Inter-provincial and International

If a student in British Columbia took a course from an online program in another province or territory, or even in another country, the student would present him/herself at a local school or distributed learning school and request either equivalency for a credential earned in another jurisdiction or permission to challenge a course for credit based on prior learning or experience. The Ministry’s policy is to allow each school to have their own procedures to guide this process.

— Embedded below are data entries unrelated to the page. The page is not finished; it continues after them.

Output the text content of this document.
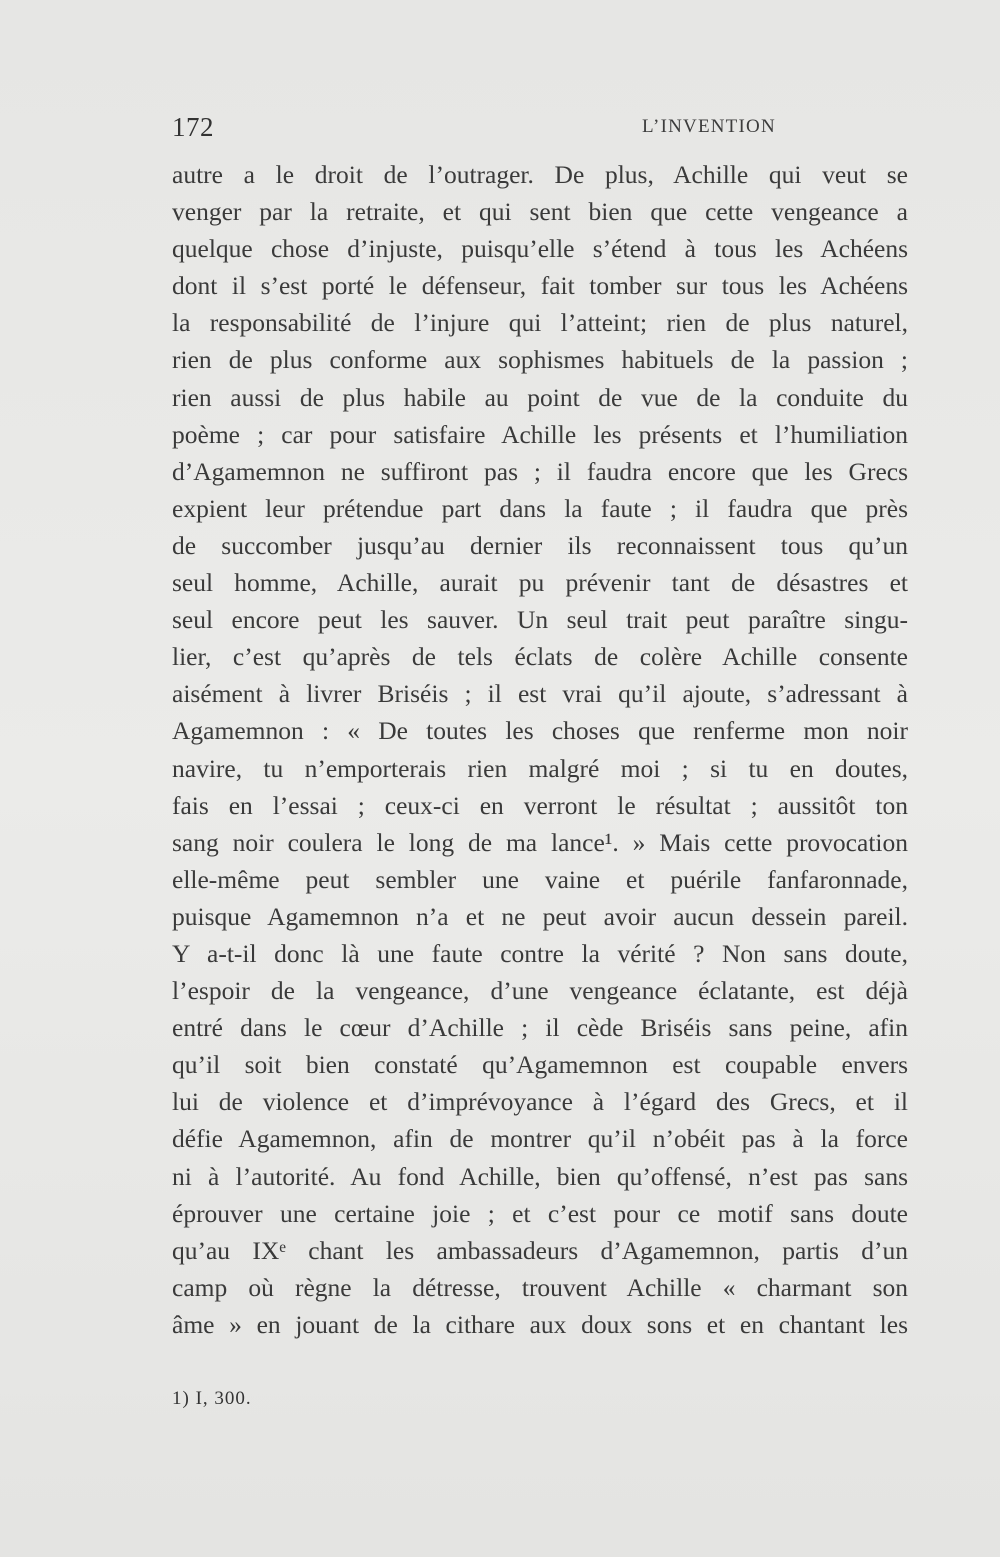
172	L’INVENTION
autre a le droit de l’outrager. De plus, Achille qui veut se
venger par la retraite, et qui sent bien que cette vengeance a
quelque chose d’injuste, puisqu’elle s’étend à tous les Achéens
dont il s’est porté le défenseur, fait tomber sur tous les Achéens
la responsabilité de l’injure qui l’atteint; rien de plus naturel,
rien de plus conforme aux sophismes habituels de la passion ;
rien aussi de plus habile au point de vue de la conduite du
poème ; car pour satisfaire Achille les présents et l’humiliation
d’Agamemnon ne suffiront pas ; il faudra encore que les Grecs
expient leur prétendue part dans la faute ; il faudra que près
de succomber jusqu’au dernier ils reconnaissent tous qu’un
seul homme, Achille, aurait pu prévenir tant de désastres et
seul encore peut les sauver. Un seul trait peut paraître singu-
lier, c’est qu’après de tels éclats de colère Achille consente
aisément à livrer Briséis ; il est vrai qu’il ajoute, s’adressant à
Agamemnon : « De toutes les choses que renferme mon noir
navire, tu n’emporterais rien malgré moi ; si tu en doutes,
fais en l’essai ; ceux-ci en verront le résultat ; aussitôt ton
sang noir coulera le long de ma lance¹. » Mais cette provocation
elle-même peut sembler une vaine et puérile fanfaronnade,
puisque Agamemnon n’a et ne peut avoir aucun dessein pareil.
Y a-t-il donc là une faute contre la vérité ? Non sans doute,
l’espoir de la vengeance, d’une vengeance éclatante, est déjà
entré dans le cœur d’Achille ; il cède Briséis sans peine, afin
qu’il soit bien constaté qu’Agamemnon est coupable envers
lui de violence et d’imprévoyance à l’égard des Grecs, et il
défie Agamemnon, afin de montrer qu’il n’obéit pas à la force
ni à l’autorité. Au fond Achille, bien qu’offensé, n’est pas sans
éprouver une certaine joie ; et c’est pour ce motif sans doute
qu’au IXᵉ chant les ambassadeurs d’Agamemnon, partis d’un
camp où règne la détresse, trouvent Achille « charmant son
âme » en jouant de la cithare aux doux sons et en chantant les
1) I, 300.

At present there is only one school district business company (i.e., SD73 Business Company) that has an agreement with the Ministry to offer distributed learning content to non-resident students.  The Business Company is owned by the Kamloops-Thompson School District No.73  but operates at an arms-length and is not able to grant British Columbia credits.  A non-resident student who completes a course through the SD73 Business Company would have to go through the process of receiving credit for the student’s course based on the guidelines established in the student’s own jurisdiction, or the BC jurisdiction they register to study in as an international student.

Additionally, there are a few distributed learning programs that have specific agreements in place to serve students in a given jurisdiction. For example, the Northern British Columbia Distance Education School can serve students in the Yukon by special arrangement. The Yukon Department of Education is responsible for recognizing those credits (although the Yukon does follow the British Columbia K-12 curriculum).